Shane Michael Urban
21 septembre 1977 - 11 septembre 1980
Le 6 septembre 1980, j'étais à l'extérieur de la ville, et mon amie, qui vivait dans l'autre logement du duplex que nous louons, gardait mes enfants : Aimée, 4 mois ½ et Shane, presque 3 ans. Une heure environ après mon départ, mon fils Shane, est tombé malade. Il avait des vomissements et une FORTE fièvre. Mon amie a pris sa température. Il avait 106 de fièvre, et peut-être plus puisqu'un thermomètre ne va pas au-delà de 106. Elle a alors appelé le cabinet de mon pédiatre à plusieurs reprises. Elle s'est fait dire que les enfants avaient de fortes fièvres et qu'il ne fallait pas s'inquiéter. (Je ne pense pas que 106 soit une température NORMALE pour un enfant.)
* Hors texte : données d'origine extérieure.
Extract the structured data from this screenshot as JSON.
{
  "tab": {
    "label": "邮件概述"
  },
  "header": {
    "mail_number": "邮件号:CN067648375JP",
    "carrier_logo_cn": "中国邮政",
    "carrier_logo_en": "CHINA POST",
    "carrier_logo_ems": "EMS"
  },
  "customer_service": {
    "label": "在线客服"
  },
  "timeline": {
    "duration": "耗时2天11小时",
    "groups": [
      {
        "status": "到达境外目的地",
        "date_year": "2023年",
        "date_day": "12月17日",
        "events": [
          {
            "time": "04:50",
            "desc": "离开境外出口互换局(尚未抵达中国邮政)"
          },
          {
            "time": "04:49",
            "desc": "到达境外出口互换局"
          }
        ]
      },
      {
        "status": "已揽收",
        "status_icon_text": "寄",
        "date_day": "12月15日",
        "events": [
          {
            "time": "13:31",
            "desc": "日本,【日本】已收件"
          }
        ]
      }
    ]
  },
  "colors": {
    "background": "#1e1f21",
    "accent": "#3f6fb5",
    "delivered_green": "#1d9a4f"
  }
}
Mon amie s'est fait entre autres dire que si mon enfant n'allait pas mieux d'ici lundi (on était samedi), il faudrait le faire voir par un médecin. On lui a dit de lui faire prendre un bain pour faire baisser sa fièvre, ce qu'elle fit, mais sans résultat. Elle a également appelé plusieurs fois la salle des urgences. Elle était hors d'elle. On lui a dit en outre que l'on ne traiterait pas l'enfant sans le consentement des parents. (Il valait mieux pour eux que l'enfant meurt plutôt que d'avoir une faute professionnelle sur les bras, je suppose, ce qui ne serait pas arrivé). Apparemment, ma sœur est venue à la maison et a conduit Shane à la salle des urgences la plus proche. Mon fils était inconscient. À ce moment-là, qui sait pour quelle raison, nos deux hôpitaux faisaient quelque chose d'étrange. Certains jours, un prenait les appels d'urgence et les autres jours, c'était l'autre salle d'urgence qui les prenait. Or, sérieusement, quelqu'un ayant une urgence médicale ne devrait pas se demander quel est l'hôpital ouvert pour les urgences aujourd'hui. Ridicule. D'autant plus qu'il y avait un personnel médical de service dans la salle des urgences de l'hôpital qui n'était pas ouvert pour les urgences ce jour-là.
Quand je suis revenue en ville et que j'ai appris que Shane était à l'hôpital, j'y ai accouru. Shane était inconscient et personne ne faisait quoi que ce soit. On avait pris sa température. Autant que je sache, c'est tout ce que l'on a fait. Même si mon enfant était inconscient, on n'avait pas appelé de médecin ni même cherché à savoir s'il y en avait un à l'hôpital. On m'a alors demandé de l'amener à l'autre hôpital pour qu'il puisse recevoir des soins d'urgence. Il n'a jamais repris connaissance. Il est entré dans le coma peu après notre arrivée au deuxième hôpital. C'est dire dans quel état il était. Cela m'a pris probablement entre 5 et 10 minutes pour me rendre au deuxième hôpital. Miraculeusement, son médecin est arrivé. On l'avait probablement appelé avant cela. On a fait une ponction lombaire et confirmé une méningite.
Pour moi, il aurait pu avoir une intoxication alimentaire ou une appendicite. QUI SAIT ? Le cabinet du médecin et la salle des urgences auraient dû réagir sans réfléchir à leur faute professionnelle éventuelle. Ces gens ont fait le serment de sauver des vies. Mon fils serait probablement vivant s'il avait reçu ses soins. Je me pose la question suivante : les professionnels de la santé sont-ils trop préoccupés par les questions de faute professionnelle pour administrer des soins de survie ? Quelle perte de talent ! J'ai lu trop d'histoires dans lesquelles l'enfant était renvoyé chez lui après qu'on ait diagnostiqué une grippe.